How Does GERD Affect Levothyroxine Absorption?


Levothyroxine is the most-prescribed generic drug in the world.

Levothyroxine is the most-prescribed generic drug in the world.

This common treatment for hypothyroidism is dosed at 2 mcg/kg to 3 mcg/kg of lean body weight. However, its absorption is highly variable, as levothyroxine levels can be altered by gastrointestinal reflux disease (GERD) and its treatments, in addition to fasting, inflammatory bowel disease, lactose intolerance, gastroparesis, gastric bypass surgery, mineral supplements, and other medications.

Past studies have shown that up to 48% of patients have thyroid-stimulating hormone levels outside the therapeutic range. Clinicians can identify factors that affect control via patient-prescriber dialogue, but often, the pressures of time make it impossible to do so.

Now, an article published ahead-of-print in the journal Drugs in R&D indicates that prescribers can prospectively identify gastrointestinal comorbidities and allergies affecting levothyroxine absorption.

The CONTROL Surveillance Project enrolled English-speaking patients in the United States receiving medication for hypothyroidism. The 925 participants completed a 21-item online survey on the Research Now platform. Around 8% of these patients had more than 5 levothyroxine dose changes in the previous year.

One-third of participants had GERD, and around 41% reported taking antacids, histamine receptor antagonists, or proton pump inhibitors. Both GERD and its common treatments are recognized for impairing levothyroxine absorption.

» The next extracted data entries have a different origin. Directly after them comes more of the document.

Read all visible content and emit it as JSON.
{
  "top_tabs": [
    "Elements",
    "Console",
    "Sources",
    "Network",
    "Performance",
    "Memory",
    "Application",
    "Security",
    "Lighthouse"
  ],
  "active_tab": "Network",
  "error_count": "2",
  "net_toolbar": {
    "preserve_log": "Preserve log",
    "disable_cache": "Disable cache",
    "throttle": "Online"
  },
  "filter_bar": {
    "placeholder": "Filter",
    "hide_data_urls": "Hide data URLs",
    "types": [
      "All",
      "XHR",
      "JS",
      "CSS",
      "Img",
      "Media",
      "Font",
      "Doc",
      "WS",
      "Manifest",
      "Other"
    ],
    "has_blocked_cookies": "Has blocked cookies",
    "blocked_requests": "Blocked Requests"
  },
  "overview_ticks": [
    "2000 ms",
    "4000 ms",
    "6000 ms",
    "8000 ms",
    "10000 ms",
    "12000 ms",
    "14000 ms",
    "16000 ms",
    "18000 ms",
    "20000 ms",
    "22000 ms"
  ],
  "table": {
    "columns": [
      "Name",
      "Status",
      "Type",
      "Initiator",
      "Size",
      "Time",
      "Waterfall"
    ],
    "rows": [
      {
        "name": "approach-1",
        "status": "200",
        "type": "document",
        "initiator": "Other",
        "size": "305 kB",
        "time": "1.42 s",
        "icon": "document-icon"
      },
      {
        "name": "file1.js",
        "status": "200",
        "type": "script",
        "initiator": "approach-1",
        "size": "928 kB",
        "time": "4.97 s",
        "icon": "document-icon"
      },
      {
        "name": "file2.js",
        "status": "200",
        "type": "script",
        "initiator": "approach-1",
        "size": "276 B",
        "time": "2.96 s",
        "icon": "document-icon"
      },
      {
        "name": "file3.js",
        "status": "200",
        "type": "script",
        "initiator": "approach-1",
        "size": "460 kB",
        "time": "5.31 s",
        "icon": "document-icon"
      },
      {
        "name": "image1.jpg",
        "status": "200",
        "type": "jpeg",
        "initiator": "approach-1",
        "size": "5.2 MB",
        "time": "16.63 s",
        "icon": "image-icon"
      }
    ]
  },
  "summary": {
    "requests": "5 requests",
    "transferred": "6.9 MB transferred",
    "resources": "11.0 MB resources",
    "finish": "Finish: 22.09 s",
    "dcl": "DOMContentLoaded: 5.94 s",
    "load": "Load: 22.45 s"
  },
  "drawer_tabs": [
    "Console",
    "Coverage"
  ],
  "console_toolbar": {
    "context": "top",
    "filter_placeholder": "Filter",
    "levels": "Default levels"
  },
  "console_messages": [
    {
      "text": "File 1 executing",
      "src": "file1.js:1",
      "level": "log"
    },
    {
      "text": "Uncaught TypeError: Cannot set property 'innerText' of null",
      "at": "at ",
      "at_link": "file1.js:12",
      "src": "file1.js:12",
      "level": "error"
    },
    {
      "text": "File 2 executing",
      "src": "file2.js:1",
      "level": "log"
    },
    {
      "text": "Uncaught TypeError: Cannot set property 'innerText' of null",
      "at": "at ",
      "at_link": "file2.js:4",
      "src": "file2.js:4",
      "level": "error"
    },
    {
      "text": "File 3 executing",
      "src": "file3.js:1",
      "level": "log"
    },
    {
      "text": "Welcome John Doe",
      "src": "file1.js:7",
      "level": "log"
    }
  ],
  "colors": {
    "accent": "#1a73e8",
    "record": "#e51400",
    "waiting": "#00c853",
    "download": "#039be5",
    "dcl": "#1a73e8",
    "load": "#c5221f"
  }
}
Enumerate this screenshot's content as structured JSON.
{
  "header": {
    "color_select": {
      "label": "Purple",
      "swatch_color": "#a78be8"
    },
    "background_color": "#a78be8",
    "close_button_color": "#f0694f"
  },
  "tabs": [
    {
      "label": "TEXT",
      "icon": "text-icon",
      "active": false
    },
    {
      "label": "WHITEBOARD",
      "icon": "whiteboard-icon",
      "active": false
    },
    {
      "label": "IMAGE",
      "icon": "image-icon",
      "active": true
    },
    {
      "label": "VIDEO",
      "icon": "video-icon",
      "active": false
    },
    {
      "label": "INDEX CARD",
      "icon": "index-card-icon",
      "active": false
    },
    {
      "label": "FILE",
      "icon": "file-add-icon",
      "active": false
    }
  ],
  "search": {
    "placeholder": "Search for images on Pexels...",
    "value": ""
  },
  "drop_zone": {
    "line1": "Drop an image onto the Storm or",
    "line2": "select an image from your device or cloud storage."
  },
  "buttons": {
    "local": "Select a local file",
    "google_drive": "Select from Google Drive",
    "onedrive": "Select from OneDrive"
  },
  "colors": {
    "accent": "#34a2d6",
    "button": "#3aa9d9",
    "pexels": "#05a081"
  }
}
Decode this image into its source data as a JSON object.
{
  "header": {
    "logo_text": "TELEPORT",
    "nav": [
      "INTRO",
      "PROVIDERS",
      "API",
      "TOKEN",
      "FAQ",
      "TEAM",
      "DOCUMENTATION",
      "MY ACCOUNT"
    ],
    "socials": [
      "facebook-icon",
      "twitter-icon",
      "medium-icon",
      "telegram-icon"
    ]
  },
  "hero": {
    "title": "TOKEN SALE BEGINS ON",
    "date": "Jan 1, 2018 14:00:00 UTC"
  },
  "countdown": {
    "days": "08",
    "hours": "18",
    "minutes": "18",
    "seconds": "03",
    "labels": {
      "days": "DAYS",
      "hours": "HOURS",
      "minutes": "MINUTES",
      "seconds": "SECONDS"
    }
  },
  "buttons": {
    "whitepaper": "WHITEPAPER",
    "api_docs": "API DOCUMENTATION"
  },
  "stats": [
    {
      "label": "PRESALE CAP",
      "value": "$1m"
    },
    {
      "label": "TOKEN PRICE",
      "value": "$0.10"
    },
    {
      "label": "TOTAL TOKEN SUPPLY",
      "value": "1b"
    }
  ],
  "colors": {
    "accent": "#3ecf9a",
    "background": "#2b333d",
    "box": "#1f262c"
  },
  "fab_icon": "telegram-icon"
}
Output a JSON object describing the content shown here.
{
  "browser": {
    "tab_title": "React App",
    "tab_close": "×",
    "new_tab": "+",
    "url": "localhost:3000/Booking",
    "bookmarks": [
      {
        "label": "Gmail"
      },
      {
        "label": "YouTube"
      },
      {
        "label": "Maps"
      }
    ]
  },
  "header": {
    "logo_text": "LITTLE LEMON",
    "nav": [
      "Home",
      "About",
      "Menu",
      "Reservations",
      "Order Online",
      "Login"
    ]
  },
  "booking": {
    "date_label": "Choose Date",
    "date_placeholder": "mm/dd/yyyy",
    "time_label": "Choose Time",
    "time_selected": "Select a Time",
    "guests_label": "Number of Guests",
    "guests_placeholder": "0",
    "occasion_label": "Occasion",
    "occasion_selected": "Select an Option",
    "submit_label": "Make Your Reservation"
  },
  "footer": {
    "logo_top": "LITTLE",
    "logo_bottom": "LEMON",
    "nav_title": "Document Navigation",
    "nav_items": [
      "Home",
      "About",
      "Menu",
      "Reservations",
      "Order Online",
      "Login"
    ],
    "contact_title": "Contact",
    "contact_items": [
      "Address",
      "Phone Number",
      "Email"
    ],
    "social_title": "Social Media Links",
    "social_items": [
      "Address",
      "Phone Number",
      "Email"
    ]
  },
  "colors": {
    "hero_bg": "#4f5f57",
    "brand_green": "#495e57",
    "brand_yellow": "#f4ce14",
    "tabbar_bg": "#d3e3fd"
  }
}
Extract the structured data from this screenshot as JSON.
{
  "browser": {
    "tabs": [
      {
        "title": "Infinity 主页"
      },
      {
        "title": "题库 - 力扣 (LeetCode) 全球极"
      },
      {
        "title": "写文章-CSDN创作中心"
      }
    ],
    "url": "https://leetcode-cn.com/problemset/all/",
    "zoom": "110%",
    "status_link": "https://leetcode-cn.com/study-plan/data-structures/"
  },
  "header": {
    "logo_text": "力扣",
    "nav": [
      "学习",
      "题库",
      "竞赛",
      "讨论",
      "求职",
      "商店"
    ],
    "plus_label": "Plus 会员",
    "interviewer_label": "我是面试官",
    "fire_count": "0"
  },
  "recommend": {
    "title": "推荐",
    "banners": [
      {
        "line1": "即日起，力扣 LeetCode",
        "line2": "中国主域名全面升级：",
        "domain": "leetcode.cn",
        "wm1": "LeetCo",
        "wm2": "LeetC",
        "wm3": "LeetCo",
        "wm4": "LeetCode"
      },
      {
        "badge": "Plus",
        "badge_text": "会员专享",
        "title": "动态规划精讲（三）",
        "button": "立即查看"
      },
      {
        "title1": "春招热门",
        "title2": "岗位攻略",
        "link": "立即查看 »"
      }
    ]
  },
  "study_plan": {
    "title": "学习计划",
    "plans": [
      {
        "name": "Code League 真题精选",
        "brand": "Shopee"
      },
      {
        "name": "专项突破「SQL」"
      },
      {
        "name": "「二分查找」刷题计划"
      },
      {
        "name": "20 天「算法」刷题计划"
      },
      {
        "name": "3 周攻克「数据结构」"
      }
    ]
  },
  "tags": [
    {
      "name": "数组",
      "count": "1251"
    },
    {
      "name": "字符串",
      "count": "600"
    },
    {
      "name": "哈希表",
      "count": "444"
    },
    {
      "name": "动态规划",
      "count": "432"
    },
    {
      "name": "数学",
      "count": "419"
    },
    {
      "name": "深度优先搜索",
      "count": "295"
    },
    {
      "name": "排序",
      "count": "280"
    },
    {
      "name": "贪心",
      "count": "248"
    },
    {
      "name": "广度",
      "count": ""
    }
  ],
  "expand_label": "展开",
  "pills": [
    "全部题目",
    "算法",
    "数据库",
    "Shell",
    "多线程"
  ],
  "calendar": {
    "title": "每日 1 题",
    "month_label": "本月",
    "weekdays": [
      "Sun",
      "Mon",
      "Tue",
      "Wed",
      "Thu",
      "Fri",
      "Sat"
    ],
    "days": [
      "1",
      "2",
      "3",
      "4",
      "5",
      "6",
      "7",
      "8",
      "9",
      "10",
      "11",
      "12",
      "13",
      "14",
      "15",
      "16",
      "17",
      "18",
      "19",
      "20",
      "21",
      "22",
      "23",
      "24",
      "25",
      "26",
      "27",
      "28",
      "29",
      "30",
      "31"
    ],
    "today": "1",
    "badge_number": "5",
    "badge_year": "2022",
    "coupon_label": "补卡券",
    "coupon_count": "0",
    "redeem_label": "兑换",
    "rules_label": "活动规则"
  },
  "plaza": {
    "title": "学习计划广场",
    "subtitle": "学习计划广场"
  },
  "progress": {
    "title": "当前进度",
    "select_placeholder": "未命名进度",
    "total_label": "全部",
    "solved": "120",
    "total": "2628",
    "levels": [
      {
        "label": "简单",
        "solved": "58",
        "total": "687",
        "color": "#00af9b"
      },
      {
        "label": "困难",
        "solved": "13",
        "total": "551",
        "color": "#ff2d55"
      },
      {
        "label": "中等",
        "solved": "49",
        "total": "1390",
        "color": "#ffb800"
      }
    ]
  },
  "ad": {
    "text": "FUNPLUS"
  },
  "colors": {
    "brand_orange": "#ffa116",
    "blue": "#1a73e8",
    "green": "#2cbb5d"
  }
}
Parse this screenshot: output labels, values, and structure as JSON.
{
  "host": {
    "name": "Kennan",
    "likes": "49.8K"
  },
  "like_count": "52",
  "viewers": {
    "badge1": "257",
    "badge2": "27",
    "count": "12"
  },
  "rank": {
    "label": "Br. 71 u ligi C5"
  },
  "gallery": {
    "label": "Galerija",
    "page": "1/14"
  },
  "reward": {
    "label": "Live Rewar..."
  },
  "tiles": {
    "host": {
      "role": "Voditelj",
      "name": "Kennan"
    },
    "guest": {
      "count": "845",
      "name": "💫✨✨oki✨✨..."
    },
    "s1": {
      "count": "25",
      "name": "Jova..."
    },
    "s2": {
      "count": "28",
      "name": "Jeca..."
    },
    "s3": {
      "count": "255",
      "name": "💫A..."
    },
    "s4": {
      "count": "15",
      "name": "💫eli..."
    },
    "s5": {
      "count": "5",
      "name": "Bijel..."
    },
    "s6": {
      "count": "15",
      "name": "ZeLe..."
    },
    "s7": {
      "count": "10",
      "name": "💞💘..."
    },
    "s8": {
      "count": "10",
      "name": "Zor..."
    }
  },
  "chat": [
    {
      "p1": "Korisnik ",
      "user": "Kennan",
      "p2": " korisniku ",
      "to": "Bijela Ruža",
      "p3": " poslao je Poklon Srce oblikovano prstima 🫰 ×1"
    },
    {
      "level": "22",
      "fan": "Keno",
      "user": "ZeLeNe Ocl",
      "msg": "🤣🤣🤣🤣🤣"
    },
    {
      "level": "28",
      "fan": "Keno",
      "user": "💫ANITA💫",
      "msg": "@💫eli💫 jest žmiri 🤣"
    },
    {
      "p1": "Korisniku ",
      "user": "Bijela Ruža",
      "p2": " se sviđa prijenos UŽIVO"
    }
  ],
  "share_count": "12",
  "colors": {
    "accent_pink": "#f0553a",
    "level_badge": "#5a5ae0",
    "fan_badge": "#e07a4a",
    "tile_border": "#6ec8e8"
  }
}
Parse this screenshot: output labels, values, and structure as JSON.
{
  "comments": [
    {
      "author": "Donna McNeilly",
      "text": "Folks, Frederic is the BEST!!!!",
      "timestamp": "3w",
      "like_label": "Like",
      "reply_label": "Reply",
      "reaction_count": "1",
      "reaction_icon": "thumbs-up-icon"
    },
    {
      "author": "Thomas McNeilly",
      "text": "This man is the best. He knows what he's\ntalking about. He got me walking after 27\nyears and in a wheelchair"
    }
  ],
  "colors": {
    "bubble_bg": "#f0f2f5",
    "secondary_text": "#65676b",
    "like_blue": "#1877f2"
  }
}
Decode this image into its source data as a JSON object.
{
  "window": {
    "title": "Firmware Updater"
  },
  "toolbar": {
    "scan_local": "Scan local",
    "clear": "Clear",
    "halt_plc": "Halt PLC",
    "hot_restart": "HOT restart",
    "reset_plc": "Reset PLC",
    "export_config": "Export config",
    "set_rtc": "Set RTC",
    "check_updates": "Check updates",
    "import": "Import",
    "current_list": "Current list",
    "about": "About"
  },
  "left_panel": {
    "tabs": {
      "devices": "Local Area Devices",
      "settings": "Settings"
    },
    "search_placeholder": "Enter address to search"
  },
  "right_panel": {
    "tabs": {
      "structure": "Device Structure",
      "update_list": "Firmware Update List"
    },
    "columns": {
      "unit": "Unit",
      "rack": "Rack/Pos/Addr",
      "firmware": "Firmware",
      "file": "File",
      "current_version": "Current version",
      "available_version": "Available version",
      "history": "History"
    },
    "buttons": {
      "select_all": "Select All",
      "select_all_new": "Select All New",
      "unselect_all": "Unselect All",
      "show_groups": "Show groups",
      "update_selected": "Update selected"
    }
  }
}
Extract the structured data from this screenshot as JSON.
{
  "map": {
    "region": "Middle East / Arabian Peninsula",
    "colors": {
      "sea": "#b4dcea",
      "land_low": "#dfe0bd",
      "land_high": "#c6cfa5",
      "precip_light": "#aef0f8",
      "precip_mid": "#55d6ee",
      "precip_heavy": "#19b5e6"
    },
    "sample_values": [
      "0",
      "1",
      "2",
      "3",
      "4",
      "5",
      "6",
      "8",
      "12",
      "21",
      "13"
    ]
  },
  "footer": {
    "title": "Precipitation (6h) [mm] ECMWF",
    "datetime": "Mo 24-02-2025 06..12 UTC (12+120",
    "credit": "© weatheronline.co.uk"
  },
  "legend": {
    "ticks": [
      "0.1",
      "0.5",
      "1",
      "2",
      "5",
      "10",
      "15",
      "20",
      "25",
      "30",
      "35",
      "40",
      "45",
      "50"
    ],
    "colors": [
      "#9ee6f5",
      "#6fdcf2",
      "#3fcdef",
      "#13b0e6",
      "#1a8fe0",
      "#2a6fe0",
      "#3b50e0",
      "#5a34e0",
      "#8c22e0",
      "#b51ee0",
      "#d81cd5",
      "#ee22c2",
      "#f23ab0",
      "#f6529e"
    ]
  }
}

Patients with comorbid gastrointestinal disorders said they found it hard to control their thyroid levels, with more of these individuals reporting multiple dose changes in the past year. Patients with comorbidities were almost twice as likely to have multiple dose changes as patients who had no comorbidities, indicating concurrent disease or medication are risk factors for altered levothyroxine absorption. Patients with comorbidities also reported lower satisfaction with their therapy.

About 1 in 10 patients had irritable bowel syndrome and food allergies, and inflammatory conditions like these can impair levothyroxine absorption.

Prescriber review of comorbidities and other medications can improve hypothyroidism control. One factor that should trigger a discussion with the patient is higher-than-recommended levothyroxine levels.

Improved control lowers medical spending by avoiding frequent physician and pharmacy visits, medication adjustments, and laboratory tests, as well as poor compliance.

The overrepresentation of Caucasians (typical of online surveys) and lack of access to patient medical records (eg, thyroid levels) limited this study’s external validity.